A Co-op Wages a Legal Battle Straight Out of a Dickens Novel
Sept. 7, 2017 — Georgetown Mews has been fighting a lawsuit for nearly two decades.
This lawsuit sounds like a cross between an episode of The Twilight Zone and a Victorian novel.
“It’s actually worse than Bleak House,” says attorney James Samson, referring to the Charles Dickens novel that features a legal battle over an inheritance that drags on for so many generations that the legal fees and court costs finally devour the contested inheritance.
The lawsuit Samson is referring to has dragged on for a relatively modest 18 years – since his client, the board at the 930-unit Georgetown Mews co-op in Kew Gardens Hills, Queens, was sued by a shareholder after his upstairs neighbor caused a flood in his ground-floor apartment. The case is still in court today.
“We believe the flood came from the upstairs apartment, probably from a dishwasher hose,” says Samson, a partner at the firm Samson Fink & Dubow, who has represented the co-op since 1989. “It was a simple water-damage case.”
Well, not so simple. After the insurance companies of both the upstairs and downstairs shareholders paid for repairs to their respective apartments, the downstairs shareholder sued the co-op, claiming “latent defects” had caused the flood, though the complex was built in 1952. The shareholder stopped paying his monthly maintenance, which led the board to move to evict him, which led the shareholder to agree to resume payments, which he did, sporadically. Courts have blocked the co-op from foreclosing until the case is resolved. The arrears now amount to about $30,000, and the board’s insurer has so far failed to get the injunction lifted.
“This is what you get when you allow your insurance company to hire your lawyer,” Samson says. “Insurance company logic is that they do not attack, they passively defend. From their point of view, they’re winning because they haven’t had to pay out anything or go to court. The upstairs neighbor has moved out.
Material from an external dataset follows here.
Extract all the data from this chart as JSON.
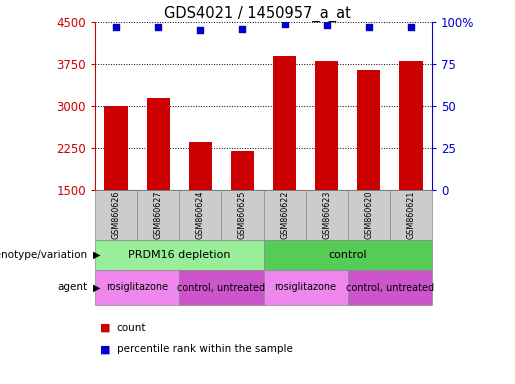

The downstairs neighbor hasn’t paid $30,000 in maintenance. Everyone’s a winner except Georgetown Mews. I’ve tried to get the board to sue its insurance company, but they don’t want to waste the time, energy, and money. Co-op boards sometimes don’t realize that you get what you pay for. If your lawyer is passive, bad things happen. And that’s what happened here.”
Mary Fischer, president of the Georgetown Mews co-op board, says, “Here’s the bottom line: shouldn’t there be a law that insurance companies have to settle a case in a timely fashion?” That said, she adds that this case is a relatively minor concern for a board that is installing one of the largest residential solar projects in the state. “Where am I going to use my money?” Fischer says. “On boilers and solar energy, or on settling this insurance problem? My priority is on capital improvements that better the whole corporation.”
The existence of pending litigation in a co-op creates problems. Every time a shareholder tries to sell an apartment or the board tries to refinance its underlying mortgage, the nature of the pending litigation has to be explained to placate potential buyers and lenders. “And that runs up legal fees,” Samson says. “It’s a permanent irritation.”
But Samson predicts that this case will be resolved – eventually. The board has placed a lien on the plaintiff’s apartment, which means he can’t sell the unit or refinance his mortgage until he has paid the arrears. Even if he holds onto the apartment, it’s safe bet that one day he will die. When he does, the shares can be transferred only after the arrears are paid.
“The board will get its $30,000,” Samson says. “Maybe not in my lifetime, but they’ll get it.”